The standout for the quarter was PepsiCo's Frito Lay North America division, where organic revenue and operating profits rose 3% and 6%, respectively. The snack segment's volume increased by 1%. Organic revenue excludes the impact of currency fluctuations, acquisitions and one-time items.
The North American beverage business saw organic volume rise 1%, cooling from 3% growth in the third quarter. Organic revenue for the segment gained 3%, with operating profits improving by a similar amount. PepsiCo pointed out that it was the segment's best profit performance in three years, helped by a combination of cheaper commodities, cost savings and pricing benefits from smaller can sizes.
PepsiCo's rival Coca-Cola (KO) managed to improve its volume performance in its U.S. beverage business in the fourth quarter. Coke's overall volume in its North American beverage segment increased 3%, driven by Coke Zero, Sprite, Fanta, juice, tea and packaged water. The company highlighted a decline in volume for Diet Coke.
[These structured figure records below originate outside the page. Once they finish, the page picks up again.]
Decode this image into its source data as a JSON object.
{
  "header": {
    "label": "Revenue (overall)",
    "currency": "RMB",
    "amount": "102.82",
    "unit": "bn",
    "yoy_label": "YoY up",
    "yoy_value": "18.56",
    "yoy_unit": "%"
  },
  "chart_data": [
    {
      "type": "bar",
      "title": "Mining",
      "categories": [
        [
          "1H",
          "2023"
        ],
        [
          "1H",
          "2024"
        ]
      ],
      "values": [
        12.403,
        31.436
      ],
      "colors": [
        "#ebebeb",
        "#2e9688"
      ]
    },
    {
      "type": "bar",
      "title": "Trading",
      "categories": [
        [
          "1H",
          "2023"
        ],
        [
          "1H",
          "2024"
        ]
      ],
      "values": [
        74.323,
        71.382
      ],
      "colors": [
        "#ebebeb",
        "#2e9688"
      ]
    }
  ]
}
Still, Coke's beverage volume in North America only rose by 1% in the third quarter.
PepsiCo vice chairman and CFO Hugh Johnston said in an interview with TheStreet, "If we look narrowly at colas, the answer is yes" -- the company has lost a little market share. "But the strategy of the business is to manage the overall liquid refreshment beverage category, not just one sub-segment called colas," he said. "Obviously for our competitor, that is by far the biggest piece of their business, and they tend to spend a lot of time on that."
Organic revenue for PepsiCo's Quaker Foods North America division rose 1%, compared to 2% growth in the previous quarter. Organic volume fell 2% for the segment, while operating profits were unchanged.
Despite slowing growth globally, the company capped off a year in which organic revenue and earnings rose by 5% and 10%, respectively. In 2016, PepsiCo expects earnings of $4.66 a share, up about 1.9% year over year. Wall Street estimates PepsiCo will earn $4.76 a share this year.
The company anticipates cutting another $1 billion in costs as part of a plan to slash about $5 billion in total costs through 2019. Executives also decided to lift the dividend by 7.1%.
Johnston went onto hint at the potential for several new, important product releases in 2016.